Presenting a selection of masterworks assembled from public and private collections across the world, the new Centre Pompidou's exhibition (Paris, France) examines a distinctive aspect of Matisse’s art: his repeated explorations of the same subject through different treatments – for him a way of exploring art itself. Expressed in variations of framing, draughtsmanship, brushwork and colour, this formal alternation is a recurrent feature of the artist’s work.
The show features some sixty paintings, including four large gouache cutouts, and thirty or so drawings, some brought together for the first time since their creation. It covers the whole of Matisse’s artistic career, from 1899 to 1952, the major periods being represented in chronological order, from the pointillism he experimented with in the summer of 1904 (with two versions of Luxe, Calme et Volupté, here juxtaposed in a rare opportunity for direct comparison) to the ambitious paper cutouts of the 1950s (with the famous Nu bleu series of 1952), taking in on the way the renowned Thèmes et variations series of drawings on paper, a kind of conceptual culmination of the procedure.
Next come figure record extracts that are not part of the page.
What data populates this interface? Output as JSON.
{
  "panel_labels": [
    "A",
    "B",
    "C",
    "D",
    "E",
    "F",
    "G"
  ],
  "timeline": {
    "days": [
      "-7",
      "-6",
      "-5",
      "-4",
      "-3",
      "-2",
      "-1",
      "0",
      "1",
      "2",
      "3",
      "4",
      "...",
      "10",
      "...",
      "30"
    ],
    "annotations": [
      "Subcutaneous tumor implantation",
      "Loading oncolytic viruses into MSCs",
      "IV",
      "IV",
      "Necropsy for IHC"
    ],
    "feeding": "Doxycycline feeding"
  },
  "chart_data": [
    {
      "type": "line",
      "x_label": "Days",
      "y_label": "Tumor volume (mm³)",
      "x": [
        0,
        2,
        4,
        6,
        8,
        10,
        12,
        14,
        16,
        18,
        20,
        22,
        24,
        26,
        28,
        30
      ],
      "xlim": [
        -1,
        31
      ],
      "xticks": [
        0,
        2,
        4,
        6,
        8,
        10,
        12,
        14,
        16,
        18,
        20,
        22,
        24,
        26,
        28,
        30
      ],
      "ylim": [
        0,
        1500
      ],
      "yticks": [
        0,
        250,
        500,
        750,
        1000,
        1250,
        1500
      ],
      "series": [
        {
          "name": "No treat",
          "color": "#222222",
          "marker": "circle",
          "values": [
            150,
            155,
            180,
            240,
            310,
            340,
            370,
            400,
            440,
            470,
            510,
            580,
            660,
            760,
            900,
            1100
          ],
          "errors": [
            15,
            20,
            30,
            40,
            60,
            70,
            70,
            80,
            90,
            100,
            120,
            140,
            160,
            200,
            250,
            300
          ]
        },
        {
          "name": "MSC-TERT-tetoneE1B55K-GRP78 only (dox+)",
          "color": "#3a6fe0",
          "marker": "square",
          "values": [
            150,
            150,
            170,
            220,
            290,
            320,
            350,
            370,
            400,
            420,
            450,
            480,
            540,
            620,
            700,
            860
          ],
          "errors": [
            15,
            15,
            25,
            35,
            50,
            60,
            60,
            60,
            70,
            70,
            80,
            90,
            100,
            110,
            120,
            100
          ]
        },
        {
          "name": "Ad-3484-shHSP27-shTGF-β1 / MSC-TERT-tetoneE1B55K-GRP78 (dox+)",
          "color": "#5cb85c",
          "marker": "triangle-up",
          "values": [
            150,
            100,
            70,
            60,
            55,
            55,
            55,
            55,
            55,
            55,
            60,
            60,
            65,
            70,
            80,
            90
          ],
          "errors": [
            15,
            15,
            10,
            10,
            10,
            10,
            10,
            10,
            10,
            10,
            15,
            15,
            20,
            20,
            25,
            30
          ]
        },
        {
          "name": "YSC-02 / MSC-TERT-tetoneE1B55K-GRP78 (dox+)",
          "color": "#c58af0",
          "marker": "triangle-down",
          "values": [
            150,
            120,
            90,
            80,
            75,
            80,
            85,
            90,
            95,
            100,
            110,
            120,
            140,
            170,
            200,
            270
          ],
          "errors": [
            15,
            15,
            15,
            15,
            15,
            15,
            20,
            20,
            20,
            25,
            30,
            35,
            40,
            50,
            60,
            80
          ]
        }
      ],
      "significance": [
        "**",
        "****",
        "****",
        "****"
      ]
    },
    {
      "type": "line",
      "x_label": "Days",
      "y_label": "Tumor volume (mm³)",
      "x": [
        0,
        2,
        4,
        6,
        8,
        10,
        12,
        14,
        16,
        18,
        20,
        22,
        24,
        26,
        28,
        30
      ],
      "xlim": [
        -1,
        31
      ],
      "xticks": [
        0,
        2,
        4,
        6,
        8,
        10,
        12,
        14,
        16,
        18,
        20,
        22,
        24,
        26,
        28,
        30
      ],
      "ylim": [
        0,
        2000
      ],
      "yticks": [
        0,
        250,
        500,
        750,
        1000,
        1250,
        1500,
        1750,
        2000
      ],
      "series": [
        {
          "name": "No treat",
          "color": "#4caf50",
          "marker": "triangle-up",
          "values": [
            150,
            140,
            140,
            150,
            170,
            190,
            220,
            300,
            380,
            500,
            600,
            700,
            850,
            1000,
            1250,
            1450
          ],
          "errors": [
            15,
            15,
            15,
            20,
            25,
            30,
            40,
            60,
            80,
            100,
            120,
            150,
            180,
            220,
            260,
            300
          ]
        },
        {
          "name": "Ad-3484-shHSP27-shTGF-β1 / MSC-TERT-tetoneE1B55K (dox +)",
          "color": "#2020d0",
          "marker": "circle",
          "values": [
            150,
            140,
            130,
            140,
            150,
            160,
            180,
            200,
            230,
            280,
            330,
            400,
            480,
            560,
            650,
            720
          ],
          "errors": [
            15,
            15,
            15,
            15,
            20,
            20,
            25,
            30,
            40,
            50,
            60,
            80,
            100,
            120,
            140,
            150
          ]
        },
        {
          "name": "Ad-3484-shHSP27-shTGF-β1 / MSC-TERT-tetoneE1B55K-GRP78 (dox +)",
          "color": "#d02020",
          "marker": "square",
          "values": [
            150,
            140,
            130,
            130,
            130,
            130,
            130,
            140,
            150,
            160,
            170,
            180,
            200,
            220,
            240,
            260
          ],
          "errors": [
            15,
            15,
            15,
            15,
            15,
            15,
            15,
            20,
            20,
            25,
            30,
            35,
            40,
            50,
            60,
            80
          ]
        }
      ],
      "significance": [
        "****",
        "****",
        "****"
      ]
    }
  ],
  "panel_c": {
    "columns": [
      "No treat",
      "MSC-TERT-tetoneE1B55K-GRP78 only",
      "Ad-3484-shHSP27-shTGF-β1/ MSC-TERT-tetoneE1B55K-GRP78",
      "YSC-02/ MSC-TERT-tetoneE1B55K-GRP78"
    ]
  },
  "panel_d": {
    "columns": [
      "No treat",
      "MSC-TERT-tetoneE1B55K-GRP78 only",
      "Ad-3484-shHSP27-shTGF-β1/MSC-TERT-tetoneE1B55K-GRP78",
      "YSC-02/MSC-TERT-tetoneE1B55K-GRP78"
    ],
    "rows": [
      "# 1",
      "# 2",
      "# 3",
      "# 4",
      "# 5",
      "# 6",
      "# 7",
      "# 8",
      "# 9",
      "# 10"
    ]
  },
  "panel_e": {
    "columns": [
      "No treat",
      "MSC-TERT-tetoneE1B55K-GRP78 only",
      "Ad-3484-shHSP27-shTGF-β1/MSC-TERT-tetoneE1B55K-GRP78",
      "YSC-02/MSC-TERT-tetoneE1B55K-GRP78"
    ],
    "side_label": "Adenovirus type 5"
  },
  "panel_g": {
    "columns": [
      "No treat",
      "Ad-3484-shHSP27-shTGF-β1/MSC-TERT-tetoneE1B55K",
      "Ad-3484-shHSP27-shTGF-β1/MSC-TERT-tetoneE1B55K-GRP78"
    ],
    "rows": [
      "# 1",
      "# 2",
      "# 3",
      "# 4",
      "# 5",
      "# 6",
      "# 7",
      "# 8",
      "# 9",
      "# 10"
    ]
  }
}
The show, entitled Matisse. Paires et séries the degree to which the artist’s work prompted and nourished the development of modern painting, endlessly posing the questions of representation, of realism, and of the relationships between drawing and colour, surface and volume, interiority and exteriority. Developing new formal solutions, putting into question his own, earlier advances, Matisse was a profound student of form.
Date: until 18 June.
Location: Centre Pompidou. Place Georges Pompidou. 75004 Paris, France.
Opening hours: from Monday to Sunday from 11am to 10am.